Rasulullah SAW memahami alasan Jabir dan memberikan solusi yang penuh makna, "Setibanya di Shirar (sebuah tempat kira-kira 5 km dari kota Madinah) nanti, aku perintahkan penyiapan unta untuk disembelih, kemudian kita adakan jamuan daging unta pada hari tersebut, hingga istrimu mendengar kabar tentang kita dan ia melepaskan bantalnya."
"Aku tidak memiliki bantal wahai Rasulullah," jawab Jabir.
Rasulullah SAW berkata dengan penuh kasih sayang, "Engkau akan memilikinya, insya Allah.

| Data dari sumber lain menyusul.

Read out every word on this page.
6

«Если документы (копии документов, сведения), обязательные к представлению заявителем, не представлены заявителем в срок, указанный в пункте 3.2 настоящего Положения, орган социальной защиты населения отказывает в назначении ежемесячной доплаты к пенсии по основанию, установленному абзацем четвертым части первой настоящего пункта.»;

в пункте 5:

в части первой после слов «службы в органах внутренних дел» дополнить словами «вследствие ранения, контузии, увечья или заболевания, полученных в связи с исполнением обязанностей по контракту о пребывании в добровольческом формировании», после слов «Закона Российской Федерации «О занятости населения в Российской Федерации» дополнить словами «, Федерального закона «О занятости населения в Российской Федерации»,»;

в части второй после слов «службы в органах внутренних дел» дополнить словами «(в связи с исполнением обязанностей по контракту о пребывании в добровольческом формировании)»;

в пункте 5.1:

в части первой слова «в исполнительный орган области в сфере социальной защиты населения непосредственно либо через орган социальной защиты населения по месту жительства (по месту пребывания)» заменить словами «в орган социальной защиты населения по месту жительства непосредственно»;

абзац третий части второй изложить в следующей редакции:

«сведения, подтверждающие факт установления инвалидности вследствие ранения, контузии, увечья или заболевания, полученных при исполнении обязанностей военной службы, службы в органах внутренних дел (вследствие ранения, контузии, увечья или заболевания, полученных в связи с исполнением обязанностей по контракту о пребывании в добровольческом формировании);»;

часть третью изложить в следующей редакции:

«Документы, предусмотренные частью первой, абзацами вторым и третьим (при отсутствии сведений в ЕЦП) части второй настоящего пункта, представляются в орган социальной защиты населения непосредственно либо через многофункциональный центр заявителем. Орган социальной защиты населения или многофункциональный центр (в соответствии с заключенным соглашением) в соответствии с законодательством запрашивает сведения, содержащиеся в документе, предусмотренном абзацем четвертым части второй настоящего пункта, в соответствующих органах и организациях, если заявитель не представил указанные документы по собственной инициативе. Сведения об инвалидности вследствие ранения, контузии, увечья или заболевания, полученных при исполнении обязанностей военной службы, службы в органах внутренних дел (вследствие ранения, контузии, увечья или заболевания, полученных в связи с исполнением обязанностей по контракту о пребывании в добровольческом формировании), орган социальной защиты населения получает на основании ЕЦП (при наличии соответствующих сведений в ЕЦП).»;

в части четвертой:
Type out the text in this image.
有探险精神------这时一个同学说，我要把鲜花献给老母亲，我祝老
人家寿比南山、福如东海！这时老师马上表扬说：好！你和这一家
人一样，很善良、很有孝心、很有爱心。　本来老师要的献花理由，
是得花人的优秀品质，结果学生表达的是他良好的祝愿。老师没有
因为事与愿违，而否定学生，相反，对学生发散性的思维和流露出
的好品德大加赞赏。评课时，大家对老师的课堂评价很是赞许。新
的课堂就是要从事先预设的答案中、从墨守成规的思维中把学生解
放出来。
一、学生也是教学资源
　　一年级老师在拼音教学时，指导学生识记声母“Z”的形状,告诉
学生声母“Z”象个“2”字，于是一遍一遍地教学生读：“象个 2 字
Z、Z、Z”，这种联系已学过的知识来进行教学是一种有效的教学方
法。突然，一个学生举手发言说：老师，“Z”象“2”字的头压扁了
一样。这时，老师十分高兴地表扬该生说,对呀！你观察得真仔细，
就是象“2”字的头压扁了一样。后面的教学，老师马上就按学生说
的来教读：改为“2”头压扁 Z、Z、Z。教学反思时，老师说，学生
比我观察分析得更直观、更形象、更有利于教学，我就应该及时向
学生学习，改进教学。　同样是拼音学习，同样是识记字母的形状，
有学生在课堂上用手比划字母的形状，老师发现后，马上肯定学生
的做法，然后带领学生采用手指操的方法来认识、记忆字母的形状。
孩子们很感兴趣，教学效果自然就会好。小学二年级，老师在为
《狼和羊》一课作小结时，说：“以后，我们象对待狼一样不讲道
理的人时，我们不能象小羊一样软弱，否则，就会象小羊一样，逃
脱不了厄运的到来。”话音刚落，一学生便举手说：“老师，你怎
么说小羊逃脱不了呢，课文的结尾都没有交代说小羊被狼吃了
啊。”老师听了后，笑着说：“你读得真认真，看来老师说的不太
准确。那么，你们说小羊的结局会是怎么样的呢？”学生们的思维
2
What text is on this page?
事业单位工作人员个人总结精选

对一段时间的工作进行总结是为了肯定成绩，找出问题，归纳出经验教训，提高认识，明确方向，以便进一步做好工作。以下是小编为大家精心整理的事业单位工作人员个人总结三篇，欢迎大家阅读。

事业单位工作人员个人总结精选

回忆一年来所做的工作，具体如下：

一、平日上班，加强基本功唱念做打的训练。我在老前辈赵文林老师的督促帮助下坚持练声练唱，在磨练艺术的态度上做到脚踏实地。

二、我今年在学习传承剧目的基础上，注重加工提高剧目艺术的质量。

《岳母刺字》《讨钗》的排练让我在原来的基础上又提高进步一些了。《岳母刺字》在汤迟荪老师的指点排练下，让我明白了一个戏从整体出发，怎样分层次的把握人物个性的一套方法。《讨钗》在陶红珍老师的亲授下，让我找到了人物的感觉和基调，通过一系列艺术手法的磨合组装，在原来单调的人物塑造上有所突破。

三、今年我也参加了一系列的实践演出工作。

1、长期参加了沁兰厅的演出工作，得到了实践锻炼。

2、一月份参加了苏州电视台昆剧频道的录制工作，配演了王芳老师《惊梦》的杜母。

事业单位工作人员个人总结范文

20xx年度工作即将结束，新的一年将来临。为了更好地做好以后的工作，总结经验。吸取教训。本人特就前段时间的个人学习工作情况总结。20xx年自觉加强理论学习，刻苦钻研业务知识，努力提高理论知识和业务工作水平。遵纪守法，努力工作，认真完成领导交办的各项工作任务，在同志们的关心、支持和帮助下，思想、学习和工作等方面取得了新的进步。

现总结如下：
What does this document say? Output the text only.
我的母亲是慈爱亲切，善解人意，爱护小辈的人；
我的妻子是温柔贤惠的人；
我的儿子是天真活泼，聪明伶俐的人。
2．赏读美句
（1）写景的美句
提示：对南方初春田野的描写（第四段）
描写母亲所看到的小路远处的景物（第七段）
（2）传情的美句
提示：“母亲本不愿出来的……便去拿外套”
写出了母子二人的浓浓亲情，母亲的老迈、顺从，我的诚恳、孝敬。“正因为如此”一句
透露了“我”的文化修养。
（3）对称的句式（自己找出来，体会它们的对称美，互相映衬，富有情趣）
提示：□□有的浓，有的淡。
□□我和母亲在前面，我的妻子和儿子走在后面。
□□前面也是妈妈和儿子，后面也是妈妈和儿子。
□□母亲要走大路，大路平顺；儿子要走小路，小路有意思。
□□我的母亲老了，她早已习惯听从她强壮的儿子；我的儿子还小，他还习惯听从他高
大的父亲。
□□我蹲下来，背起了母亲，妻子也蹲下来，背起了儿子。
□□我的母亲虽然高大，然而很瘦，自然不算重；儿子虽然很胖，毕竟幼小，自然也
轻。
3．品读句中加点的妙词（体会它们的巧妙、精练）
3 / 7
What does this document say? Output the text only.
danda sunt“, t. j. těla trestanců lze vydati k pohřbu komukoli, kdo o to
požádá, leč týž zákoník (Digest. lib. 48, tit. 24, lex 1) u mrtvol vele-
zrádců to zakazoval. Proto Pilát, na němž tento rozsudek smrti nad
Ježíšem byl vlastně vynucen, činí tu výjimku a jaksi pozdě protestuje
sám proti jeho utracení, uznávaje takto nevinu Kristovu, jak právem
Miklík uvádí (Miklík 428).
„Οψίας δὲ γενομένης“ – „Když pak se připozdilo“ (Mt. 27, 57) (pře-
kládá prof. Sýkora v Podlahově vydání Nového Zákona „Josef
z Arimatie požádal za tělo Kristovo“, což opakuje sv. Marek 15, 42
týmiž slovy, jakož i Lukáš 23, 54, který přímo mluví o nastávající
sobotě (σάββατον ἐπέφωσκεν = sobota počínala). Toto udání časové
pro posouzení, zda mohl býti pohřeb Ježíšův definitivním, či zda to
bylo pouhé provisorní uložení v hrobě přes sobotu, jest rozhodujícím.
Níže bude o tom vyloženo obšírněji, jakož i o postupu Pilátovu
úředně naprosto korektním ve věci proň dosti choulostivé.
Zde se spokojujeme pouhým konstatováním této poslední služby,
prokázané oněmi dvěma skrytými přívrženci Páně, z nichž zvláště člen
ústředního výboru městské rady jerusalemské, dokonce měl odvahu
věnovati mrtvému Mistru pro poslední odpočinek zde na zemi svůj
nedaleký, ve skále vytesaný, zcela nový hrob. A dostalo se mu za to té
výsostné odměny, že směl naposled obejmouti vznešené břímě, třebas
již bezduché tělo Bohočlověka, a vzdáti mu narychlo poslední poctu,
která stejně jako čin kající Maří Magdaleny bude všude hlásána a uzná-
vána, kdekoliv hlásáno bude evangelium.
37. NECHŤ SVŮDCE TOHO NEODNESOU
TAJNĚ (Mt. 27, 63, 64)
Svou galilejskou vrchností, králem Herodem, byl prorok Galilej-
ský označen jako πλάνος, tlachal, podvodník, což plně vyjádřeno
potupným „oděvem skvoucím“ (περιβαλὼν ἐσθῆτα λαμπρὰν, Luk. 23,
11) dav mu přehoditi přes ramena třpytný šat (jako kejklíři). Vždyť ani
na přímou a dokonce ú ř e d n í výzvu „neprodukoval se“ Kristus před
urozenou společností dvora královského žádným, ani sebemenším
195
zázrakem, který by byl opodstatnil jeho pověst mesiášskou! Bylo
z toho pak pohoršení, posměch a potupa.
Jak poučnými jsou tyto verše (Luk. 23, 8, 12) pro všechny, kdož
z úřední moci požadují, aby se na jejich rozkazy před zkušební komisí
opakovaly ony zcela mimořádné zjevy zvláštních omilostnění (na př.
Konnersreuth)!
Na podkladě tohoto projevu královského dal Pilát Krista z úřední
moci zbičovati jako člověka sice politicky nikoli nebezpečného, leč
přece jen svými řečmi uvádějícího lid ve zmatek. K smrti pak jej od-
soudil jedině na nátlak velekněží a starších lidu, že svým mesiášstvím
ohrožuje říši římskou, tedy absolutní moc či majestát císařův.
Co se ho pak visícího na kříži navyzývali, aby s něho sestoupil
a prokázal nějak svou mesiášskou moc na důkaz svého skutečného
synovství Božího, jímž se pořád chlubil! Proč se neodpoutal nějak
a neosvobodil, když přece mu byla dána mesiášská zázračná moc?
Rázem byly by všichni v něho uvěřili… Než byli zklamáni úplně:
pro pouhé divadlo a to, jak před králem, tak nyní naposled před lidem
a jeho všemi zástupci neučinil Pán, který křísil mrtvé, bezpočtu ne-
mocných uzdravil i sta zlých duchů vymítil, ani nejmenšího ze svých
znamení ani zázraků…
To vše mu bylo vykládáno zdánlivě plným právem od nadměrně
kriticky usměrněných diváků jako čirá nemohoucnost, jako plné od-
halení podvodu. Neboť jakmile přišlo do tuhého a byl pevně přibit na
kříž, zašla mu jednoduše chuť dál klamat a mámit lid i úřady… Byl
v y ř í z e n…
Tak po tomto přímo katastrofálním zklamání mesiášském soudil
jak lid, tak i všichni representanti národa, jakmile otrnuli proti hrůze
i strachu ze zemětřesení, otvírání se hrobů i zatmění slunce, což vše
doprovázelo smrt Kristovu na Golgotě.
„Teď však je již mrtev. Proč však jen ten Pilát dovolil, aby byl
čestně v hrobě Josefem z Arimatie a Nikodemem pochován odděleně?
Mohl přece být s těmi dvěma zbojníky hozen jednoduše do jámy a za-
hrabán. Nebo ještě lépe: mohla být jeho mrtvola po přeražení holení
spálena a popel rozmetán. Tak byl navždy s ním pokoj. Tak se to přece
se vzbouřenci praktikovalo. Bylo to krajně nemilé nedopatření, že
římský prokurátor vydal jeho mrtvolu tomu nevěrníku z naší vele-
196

Karena itu, jika engkau telah tiba di rumahmu, maka lakukanlah perbuatan orang cerdik."
Sesampainya di Shirar, Rasulullah SAW memerintahkan para sahabat untuk menyiapkan unta yang akan disembelih. Jabir dan para sahabat pun menikmati jamuan makan bersama.
Sore harinya, Rasulullah SAW masuk ke dalam rumahnya, dan para sahabat pun kembali ke rumah masing-masing. Jabir menceritakan sabda Rasulullah SAW kepada istrinya.
Istri Jabir, yang bijaksana dan memahami makna sabda Rasulullah SAW, menyuruh Jabir untuk menuruti perintah tersebut.
Esok paginya, Jabir membawa untanya dan mendudukkannya di depan pintu masjid Rasulullah SAW. Ia pun duduk di dekat masjid.
Ketika Rasulullah SAW keluar dan melihat unta tersebut, beliau bertanya, "Apa ini?"
Para sahabat menjawab, "Ini unta yang dibawa Jabir."
Rasulullah SAW pun memanggil Jabir dan berkata, "Wahai anak saudaraku, ambillah untamu, karena ia menjadi milikmu!"
Kemudian, beliau memanggil Bilal dan berkata, "Pergilah bersama Jabir, dan berikan kepadanya uang satu uqiyah!"
Jabir pun pergi bersama Bilal, dan Bilal memberikan uang satu uqiyah kepadanya, bahkan menambahkan sedikit lagi.
Jabir sangat terharu dengan kebaikan Rasulullah SAW. Ia menuturkan, "Demi Allah, pemberian beliau tersebut terus berkembang dan bisa dilihat tempatnya di rumahku, hingga aku mendapat musibah di Perang Al-Harrah belum lama ini."
Kisah Jabir bin Abdullah dan untanya merupakan bukti nyata kedermawanan Rasulullah SAW. Beliau tidak hanya memperhatikan kebutuhan fisik para sahabatnya, tetapi juga memperhatikan aspek spiritual dan emosional mereka.
Melalui kisah ini, kita dapat belajar tentang pentingnya:
- Kedermawanan: Rasulullah SAW selalu bersedia membantu orang lain, bahkan dengan harta yang sedikit.
- Kasih sayang: Beliau selalu memperhatikan kesejahteraan para sahabatnya, bahkan dalam hal-hal yang terkesan sepele.
- Kejujuran: Jabir selalu jujur dalam menceritakan kesulitannya kepada Rasulullah SAW.
- Ketaatan: Jabir selalu menuruti perintah Rasulullah SAW dengan penuh ketaatan.
- Kesabaran: Jabir bersabar menghadapi ujian hidup dan selalu bersyukur atas nikmat yang diberikan Allah SWT.
Kisah ini juga mengingatkan kita bahwa setiap orang memiliki potensi untuk menjadi pribadi yang penuh kasih sayang dan dermawan. Dengan meneladani sikap Rasulullah SAW, kita dapat membangun hubungan yang harmonis dan penuh makna dengan sesama.